Only, Xander wasn’t what she expected. Not completely. He was intriguing. He was distractingly gorgeous. But under all that swagger, there was something wounded, something unknowable.
A hint of Byron, a whiff of Hamlet, a touch of Heathcliff—without the brooding moors but with all the maddening contradictions.
He was clever, but scored less in examinations. Rich, but always skint.
He’d show up for poetry readings with hangovers and quote Keats between belches.
He was brilliant and careless, wild and soft, confident yet constantly on the brink of falling apart.
And Bieber, poor little fool, had fallen hard. She’d spent entire evenings deciphering him like a tragic Victorian novel—an emotional project she hadn’t realised she was taking on until it consumed her.
But no more. No. More.
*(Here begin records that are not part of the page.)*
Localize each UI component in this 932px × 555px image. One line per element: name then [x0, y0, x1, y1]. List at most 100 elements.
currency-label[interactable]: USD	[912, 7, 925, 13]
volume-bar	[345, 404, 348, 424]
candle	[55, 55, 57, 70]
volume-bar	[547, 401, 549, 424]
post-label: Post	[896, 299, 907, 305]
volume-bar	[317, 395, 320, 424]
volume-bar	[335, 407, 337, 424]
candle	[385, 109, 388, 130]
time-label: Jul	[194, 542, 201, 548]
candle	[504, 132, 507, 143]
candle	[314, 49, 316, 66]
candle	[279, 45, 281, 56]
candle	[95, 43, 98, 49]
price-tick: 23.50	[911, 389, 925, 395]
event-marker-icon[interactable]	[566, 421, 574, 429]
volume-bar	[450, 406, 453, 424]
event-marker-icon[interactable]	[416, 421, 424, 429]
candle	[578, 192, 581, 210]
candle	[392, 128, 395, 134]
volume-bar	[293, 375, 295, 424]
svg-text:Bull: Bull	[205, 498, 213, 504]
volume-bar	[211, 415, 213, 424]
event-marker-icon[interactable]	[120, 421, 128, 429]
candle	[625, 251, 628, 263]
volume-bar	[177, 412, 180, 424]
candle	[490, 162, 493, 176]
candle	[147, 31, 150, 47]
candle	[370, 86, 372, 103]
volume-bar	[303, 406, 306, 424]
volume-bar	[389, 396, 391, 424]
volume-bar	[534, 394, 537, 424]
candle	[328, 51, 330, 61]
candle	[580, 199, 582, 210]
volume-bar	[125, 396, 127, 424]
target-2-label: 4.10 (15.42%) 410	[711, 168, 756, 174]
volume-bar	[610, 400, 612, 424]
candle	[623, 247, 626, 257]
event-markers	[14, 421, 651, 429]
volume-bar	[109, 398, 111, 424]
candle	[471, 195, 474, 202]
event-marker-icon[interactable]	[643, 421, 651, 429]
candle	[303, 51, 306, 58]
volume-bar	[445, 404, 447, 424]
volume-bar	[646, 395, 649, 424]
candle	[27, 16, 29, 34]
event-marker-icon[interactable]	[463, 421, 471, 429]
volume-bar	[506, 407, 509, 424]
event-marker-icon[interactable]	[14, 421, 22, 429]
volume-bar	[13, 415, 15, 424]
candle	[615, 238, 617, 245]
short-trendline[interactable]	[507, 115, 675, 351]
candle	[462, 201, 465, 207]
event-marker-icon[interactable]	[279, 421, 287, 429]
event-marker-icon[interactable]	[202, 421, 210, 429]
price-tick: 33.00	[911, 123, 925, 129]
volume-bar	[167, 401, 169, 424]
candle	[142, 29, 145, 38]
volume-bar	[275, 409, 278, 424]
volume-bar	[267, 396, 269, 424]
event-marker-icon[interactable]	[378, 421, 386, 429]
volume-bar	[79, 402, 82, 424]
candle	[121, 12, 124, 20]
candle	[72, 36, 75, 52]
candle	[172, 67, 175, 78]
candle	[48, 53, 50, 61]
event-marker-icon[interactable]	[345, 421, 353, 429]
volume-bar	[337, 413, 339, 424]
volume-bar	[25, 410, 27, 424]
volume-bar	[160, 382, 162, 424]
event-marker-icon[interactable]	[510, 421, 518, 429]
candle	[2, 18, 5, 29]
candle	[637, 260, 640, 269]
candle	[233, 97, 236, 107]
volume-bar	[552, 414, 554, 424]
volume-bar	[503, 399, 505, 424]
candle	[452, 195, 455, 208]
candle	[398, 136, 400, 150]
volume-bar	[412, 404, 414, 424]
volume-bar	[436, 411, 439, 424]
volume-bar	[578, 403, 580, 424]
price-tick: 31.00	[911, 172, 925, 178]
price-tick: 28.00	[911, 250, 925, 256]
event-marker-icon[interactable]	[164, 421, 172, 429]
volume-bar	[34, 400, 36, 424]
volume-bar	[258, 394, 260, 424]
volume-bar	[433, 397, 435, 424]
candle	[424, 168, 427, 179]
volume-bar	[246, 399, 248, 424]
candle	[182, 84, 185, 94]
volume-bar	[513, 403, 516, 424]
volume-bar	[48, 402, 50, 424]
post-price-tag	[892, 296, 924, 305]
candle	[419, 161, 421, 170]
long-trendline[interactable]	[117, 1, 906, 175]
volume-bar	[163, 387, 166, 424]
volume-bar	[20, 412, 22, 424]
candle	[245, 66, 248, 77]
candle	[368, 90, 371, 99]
She squared her shoulders, trying to summon the steel she usually kept on standby for opposing counsel.
She was Bieber Waverley, future senior partner, soon-to-be-wife of a man poised for Parliament, builder of an orderly, respectable life.
There was no room in that life for reckless, ridiculous, heartbreak-in-waiting Xander McQueen.
So she stood, straightened her spine, and handed the pink message slips back to Phyna. “Tell him I’m unavailable,” she said calmly.
“For how long?”
She squinted her eyes in thought. Wasn't it said that discretion was the better part of valor? For her own good, she knew she had to avoid the return of trouble by all means.
Pursing her lips, she answered, “Indefinitely.”